Henry Coffey was a cad.

Here was Essex, moved very nearly to tears by his distress, plied as he was with drink that Henry had readily poured him, unthinking, and yet all Henry could think of was the heat of Essex in his arms, to _hold_ him, feeling as he did the beat of Essex’s heart beneath his skin – so warm was he, and Henry could not help but imagine how it might feel to hold him properly in his arms, to feel Essex’s embrace, Essex crushed against his chest.

“Have you always been afeared of sailing?”

“No, sir. I sailed as a boy, within England’s waters.”

“But?”

“A storm struck on one voyage, I could not have been older than nine,” Essex said, his grip tightening on Henry’s forearm as Henry led him down the corridor, nearly to the doors that opened into the gardens. The sun had set, at least, the skies painted an orange that was giving way to a thick, rich violet that would soon darken to black, but this palette was only somewhat visible from the terraced front of the porch.

Just to feel the evening air on his skin, Essex softly sighed, although as they descended the three steps onto the path, he stumbled, and fell forward, though Henry braced him before he could fall entirely against his chest, and ached to have done otherwise.

“I have you,” he said again, and Essex swallowed: his eyes had closed tight again, but Henry did not comment upon the fact as they settled upon a stone-backed bench, and Essex sighed, wrapping his arms about himself. “You are cold?”

“No, sir,” Essex said, and Henry saw the way his fingers curled tightly indeed about the yielding white fabric covering his upper arms, squeezing tightly. A silence passed, but in it, Henry could see Essex cease his shivering, his breathing becoming at once slower, more even.

“A storm struck,” Henry reminded him, and Essex opened his eyes, looking aside at Henry’s face.

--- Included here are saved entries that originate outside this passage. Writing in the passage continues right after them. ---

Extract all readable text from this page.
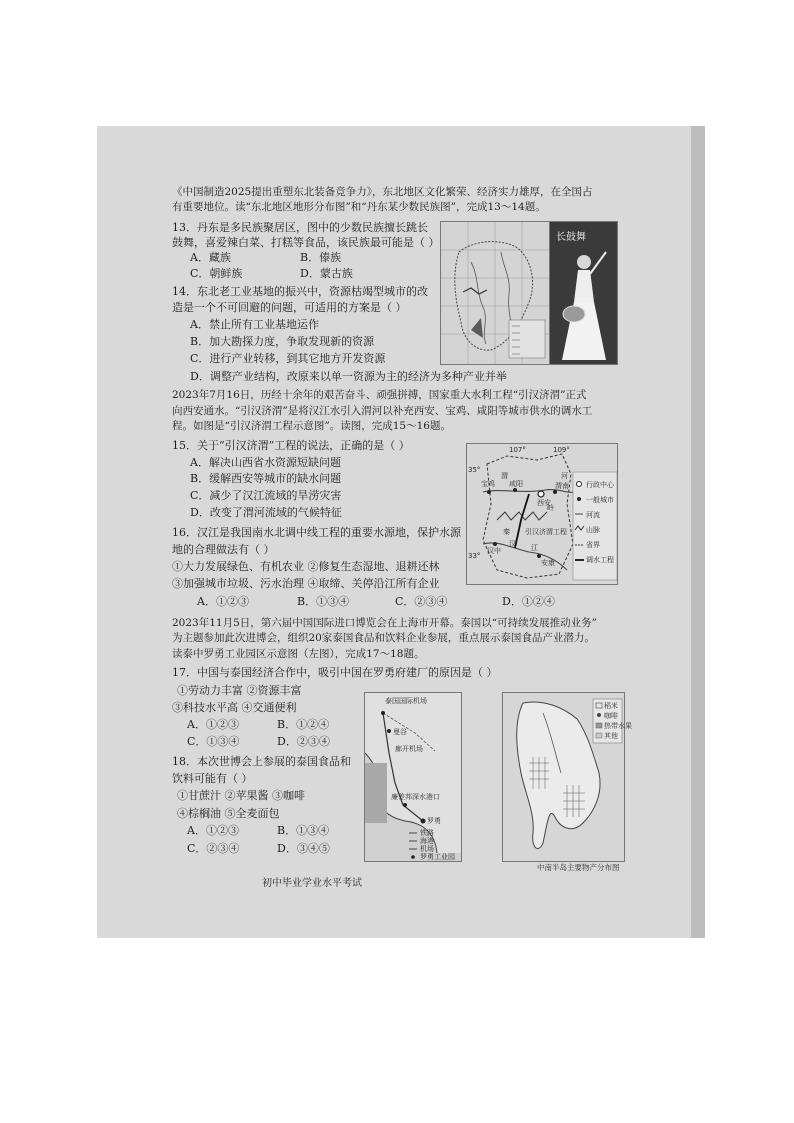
《中国制造2025提出重塑东北装备竞争力》，东北地区文化繁荣、经济实力雄厚，在全国占
有重要地位。读“东北地区地形分布图”和“丹东某少数民族图”，完成13～14题。
13．丹东是多民族聚居区，图中的少数民族擅长跳长
鼓舞，喜爱辣白菜、打糕等食品，该民族最可能是（ ）
A．藏族	B．傣族
C．朝鲜族	D．蒙古族
14．东北老工业基地的振兴中，资源枯竭型城市的改
造是一个不可回避的问题，可适用的方案是（ ）
A．禁止所有工业基地运作
B．加大勘探力度，争取发现新的资源
C．进行产业转移，到其它地方开发资源
D．调整产业结构，改原来以单一资源为主的经济为多种产业并举
长鼓舞
2023年7月16日，历经十余年的艰苦奋斗、顽强拼搏，国家重大水利工程“引汉济渭”正式
向西安通水。“引汉济渭”是将汉江水引入渭河以补充西安、宝鸡、咸阳等城市供水的调水工
程。如图是“引汉济渭工程示意图”。读图，完成15～16题。
15．关于“引汉济渭”工程的说法，正确的是（ ）
A．解决山西省水资源短缺问题
B．缓解西安等城市的缺水问题
C．减少了汉江流域的旱涝灾害
D．改变了渭河流域的气候特征
107°	109°
35°
33°
宝鸡 咸阳
西安
渭南
汉中
安康
渭	河
秦
岭
汉 江
引汉济渭工程
行政中心
一般城市
河流
山脉
省界
调水工程
16．汉江是我国南水北调中线工程的重要水源地，保护水源
地的合理做法有（ ）
①大力发展绿色、有机农业 ②修复生态湿地、退耕还林
③加强城市垃圾、污水治理 ④取缔、关停沿江所有企业
A．①②③	B．①③④	C．②③④	D．①②④
2023年11月5日，第六届中国国际进口博览会在上海市开幕。泰国以“可持续发展推动业务”
为主题参加此次进博会，组织20家泰国食品和饮料企业参展，重点展示泰国食品产业潜力。
读泰中罗勇工业园区示意图（左图），完成17～18题。
17．中国与泰国经济合作中，吸引中国在罗勇府建厂的原因是（ ）
①劳动力丰富 ②资源丰富
③科技水平高 ④交通便利
A．①②③	B．①②④
C．①③④	D．②③④
18．本次世博会上参展的泰国食品和
饮料可能有（ ）
①甘蔗汁 ②苹果酱 ③咖啡
④棕榈油 ⑤全麦面包
A．①②③	B．①③④
C．②③④	D．③④⑤
泰国国际机场
曼谷
廊开机场
廉差邦深水港口
罗勇
铁路
海港
机场
罗勇工业园
稻米
咖啡
热带水果
其他
中南半岛主要物产分布图
初中毕业学业水平考试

“Yes,” he said. “The waves roiled beneath us, the water rushing heavy o’er the boards of the schooner’s deck, and no sooner had one wave drained from the scuppers that another should be lurching over the deck. The ship pitched strongly indeed from side-to-side. I had been at the ship’s top deck, observing the helmsman and learning as I could from him, and the storm had set upon us very suddenly. My brother called for me to go below decks, but I didn’t hear him over the roar of the wind and rain. He ushered me toward him once I was within his sights, for I was small enough then that he worried I should be swept directly over the side, but I stumbled upon the stair, and came a cropper over its bannister when a wave hit.”

Essex reached up, touching the tip of his ring finger to the curving scar at his lower lip, where it had split clean. “I hit upon the deck’s side, lucky indeed to neither have broken my neck nor pitched over into the roiling sea, but I split my lip badly and knocked my shoulder’s blade from its place, and as Socrates pulled me to my feet, I spat the last of my milk teeth onto the deck.”

He sighed heavily. “You must think me so foolish.”

“Not at all,” Henry murmured. “You never sailed after that?”

“No, sir,” Essex said lowly. “Even to stand on the deck of a boat tethered at port I could not bear, to feel its subtle movements under my feet.”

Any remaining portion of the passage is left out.